Tour à tour en poste en Italie, à Paris et à New York au cours de ces dernières années, Pierre de Gasquet a pu suivre l’évolution d’Antoine de Bernheim et reproduit au fil des pages ses entretiens avec celui qui eut pour mentor André Meyer, lui-même décrit par le magazine Fortune comme « le plus important banquier d’investissement du monde occidental » et qui fut l’un des dirigeants de la grande banque d’affaires Lazard.
Alors qu’il est encore à la tête de Generali, l’un des groupes financiers les plus riches d’Europe, quand tant de ses coreligionnaires sont déjà à la retraite depuis longtemps, Antoine Bernheim en est brutalement remercié en 2010 à cause de son âge, ce dont il ne décolère pas tout au long de l’ouvrage. Agnostique au caractère indépendant et au regard perçant, l’homme a pourtant eu une existence riche. Ses parents – son père était un grand militant sioniste – disparaissent à Auschwitz au cours de la Seconde guerre mondiale, ce qui l’affectera pour toujours, même si l’homme, entré en résistance, semble ne jamais vouloir rouvrir cette blessure secrète. Après la guerre, le voici à donner des cours de droit à des assureurs, dont il apprend ce faisant le métier ; plus tard, on le retrouve parmi les piliers de la banque Lazard, avant de le voir atterrir chez l’italien Generali. Son flair, tant pour réussir dans les affaires que pour débusquer les futurs talents, lui sert tout au long de sa vie. « C’est moi qui les ai faits », dit-il même de Bernard Arnault et de Vincent Bolloré.

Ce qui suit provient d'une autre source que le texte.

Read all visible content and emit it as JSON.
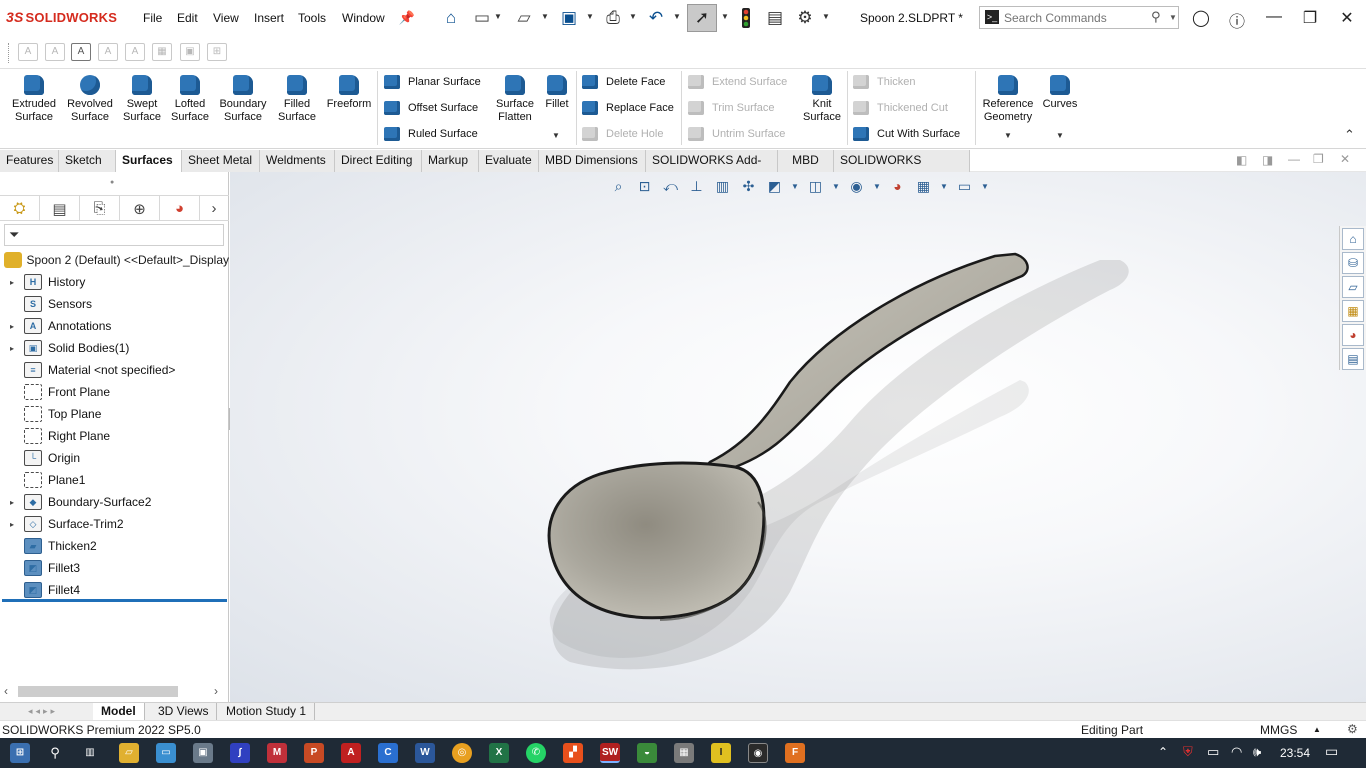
{
  "app": {
    "logo_text": "SOLIDWORKS",
    "logo_mark": "3S",
    "document_title": "Spoon 2.SLDPRT *"
  },
  "menu": [
    "File",
    "Edit",
    "View",
    "Insert",
    "Tools",
    "Window"
  ],
  "search": {
    "placeholder": "Search Commands"
  },
  "ribbon": {
    "big_buttons": [
      {
        "label": "Extruded Surface",
        "icon": "extruded-surface-icon"
      },
      {
        "label": "Revolved Surface",
        "icon": "revolved-surface-icon"
      },
      {
        "label": "Swept Surface",
        "icon": "swept-surface-icon"
      },
      {
        "label": "Lofted Surface",
        "icon": "lofted-surface-icon"
      },
      {
        "label": "Boundary Surface",
        "icon": "boundary-surface-icon"
      },
      {
        "label": "Filled Surface",
        "icon": "filled-surface-icon"
      },
      {
        "label": "Freeform",
        "icon": "freeform-icon"
      }
    ],
    "surface_col": [
      "Planar Surface",
      "Offset Surface",
      "Ruled Surface"
    ],
    "surface_flatten": "Surface Flatten",
    "fillet": "Fillet",
    "face_col": [
      "Delete Face",
      "Replace Face",
      "Delete Hole"
    ],
    "extend_col": [
      "Extend Surface",
      "Trim Surface",
      "Untrim Surface"
    ],
    "knit": "Knit Surface",
    "thicken_col": [
      "Thicken",
      "Thickened Cut",
      "Cut With Surface"
    ],
    "reference_geometry": "Reference Geometry",
    "curves": "Curves"
  },
  "tabs": [
    "Features",
    "Sketch",
    "Surfaces",
    "Sheet Metal",
    "Weldments",
    "Direct Editing",
    "Markup",
    "Evaluate",
    "MBD Dimensions",
    "SOLIDWORKS Add-Ins",
    "MBD",
    "SOLIDWORKS Visualize"
  ],
  "active_tab": "Surfaces",
  "tree": {
    "root": "Spoon 2 (Default) <<Default>_Display",
    "items": [
      {
        "label": "History",
        "expandable": true,
        "icon": "history-icon"
      },
      {
        "label": "Sensors",
        "expandable": false,
        "icon": "sensors-icon"
      },
      {
        "label": "Annotations",
        "expandable": true,
        "icon": "annotations-icon"
      },
      {
        "label": "Solid Bodies(1)",
        "expandable": true,
        "icon": "solid-bodies-icon"
      },
      {
        "label": "Material <not specified>",
        "expandable": false,
        "icon": "material-icon"
      },
      {
        "label": "Front Plane",
        "expandable": false,
        "icon": "plane-icon"
      },
      {
        "label": "Top Plane",
        "expandable": false,
        "icon": "plane-icon"
      },
      {
        "label": "Right Plane",
        "expandable": false,
        "icon": "plane-icon"
      },
      {
        "label": "Origin",
        "expandable": false,
        "icon": "origin-icon"
      },
      {
        "label": "Plane1",
        "expandable": false,
        "icon": "plane-icon"
      },
      {
        "label": "Boundary-Surface2",
        "expandable": true,
        "icon": "boundary-surface-icon"
      },
      {
        "label": "Surface-Trim2",
        "expandable": true,
        "icon": "surface-trim-icon"
      },
      {
        "label": "Thicken2",
        "expandable": false,
        "icon": "thicken-icon"
      },
      {
        "label": "Fillet3",
        "expandable": false,
        "icon": "fillet-icon"
      },
      {
        "label": "Fillet4",
        "expandable": false,
        "icon": "fillet-icon"
      }
    ]
  },
  "bottom_tabs": [
    "Model",
    "3D Views",
    "Motion Study 1"
  ],
  "status": {
    "version": "SOLIDWORKS Premium 2022 SP5.0",
    "mode": "Editing Part",
    "units": "MMGS"
  },
  "taskbar": {
    "time": "23:54"
  },
  "colors": {
    "accent": "#2e75b6",
    "logo": "#d52b1e",
    "taskbar": "#1f2a36",
    "model": "#aaa79d"
  }
}
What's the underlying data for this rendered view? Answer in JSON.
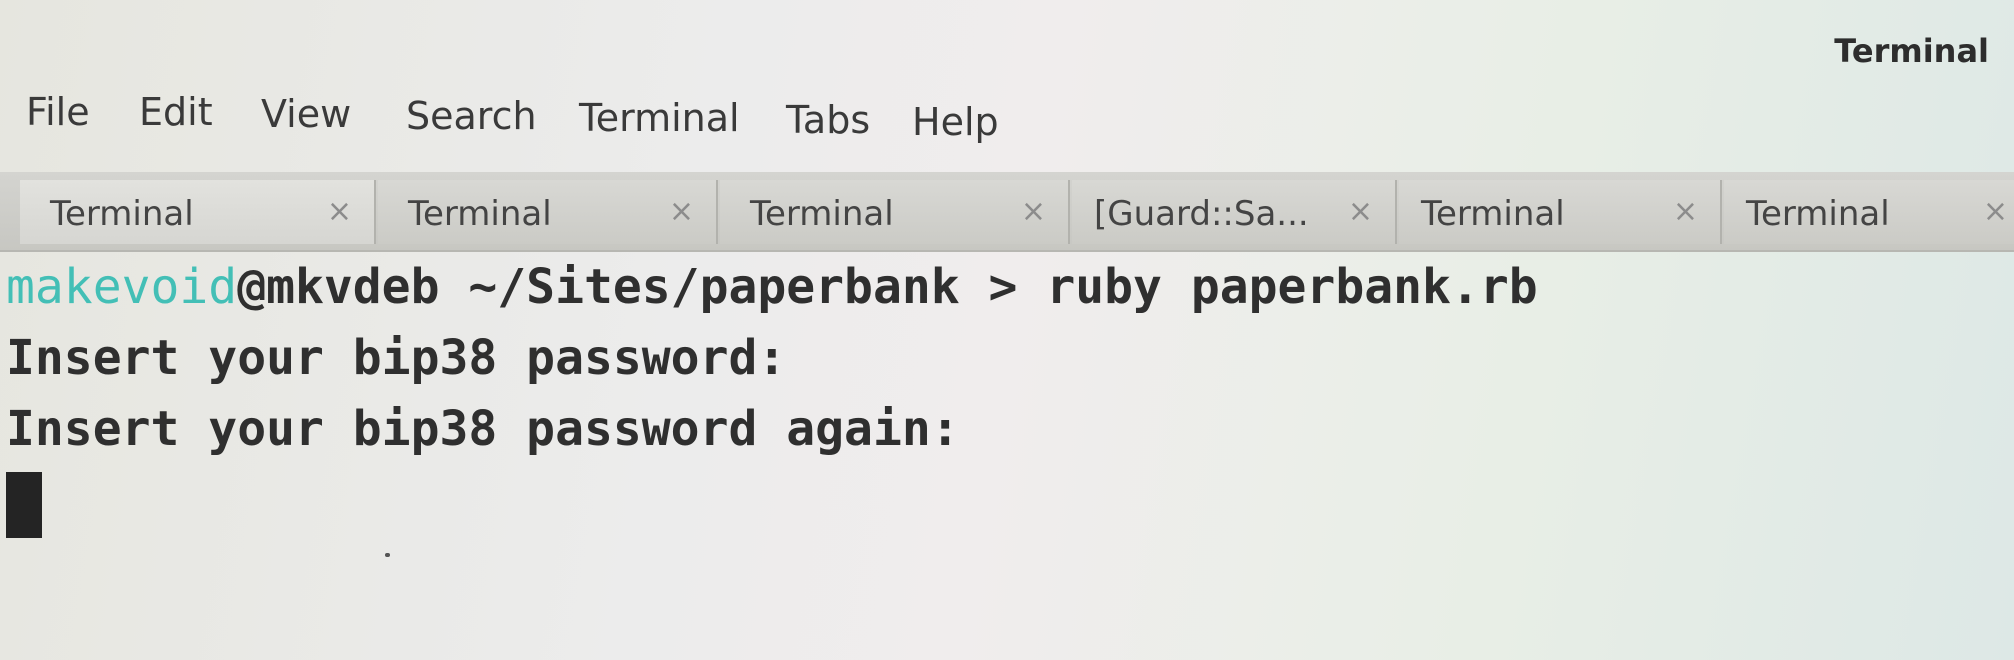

Au fil des pages, l’on croise André Meyer et David David-Weil de Lazard, mais aussi Matthieu Pigasse et Xavier Niel (désormais propriétaires, avec Pierre Bergé, du journal Le Monde), l’on suit les trajectoires des richissimes Vincent Bolloré, Bernard Arnault, François Pinault, Arnaud Lagardère et Martin Bouygues, l’on rencontre l’intellectuel Alain Minc, ou encore John Elkann, le président de Fiat, l’on observe les amitiés, les rivalités et les trahisons qui scellent des destins ou créent des empires, et l’on découvre également ces sanctuaires d’influence français, comme le club Le Siècle, « le dernier salon mondain qui compte » dans l’Hexagone, ainsi que les relations entretenues par ces puissants avec le pouvoir politique français, incarné dans l’ouvrage par Nicolas Sarkozy. L’on apprend également beaucoup de leur appréciation sur les errements de Wall Street et cette crise qui a fait flancher le monde mais semble n’avoir guère abîmé leurs royaumes.
Tout l’intérêt de l’ouvrage est bien là : avoir une vue détachée sur le monde de ces banquiers et industriels qui semblent être les piliers inamovibles du capitalisme français – à l’inverse des États-Unis, où les fortunes se font et se défont (plus rarement) rapidement au fil des années. Et à la différence de tant de précis écrits à la va-vite ces temps-ci, la biographie de Pierre de Gasquet puise également dans les références livresques, culturelles et économiques du journaliste, au grand bonheur du lecteur non-initié qui se laissera guider dans ce voyage de 276 pages au cœur du capitalisme français.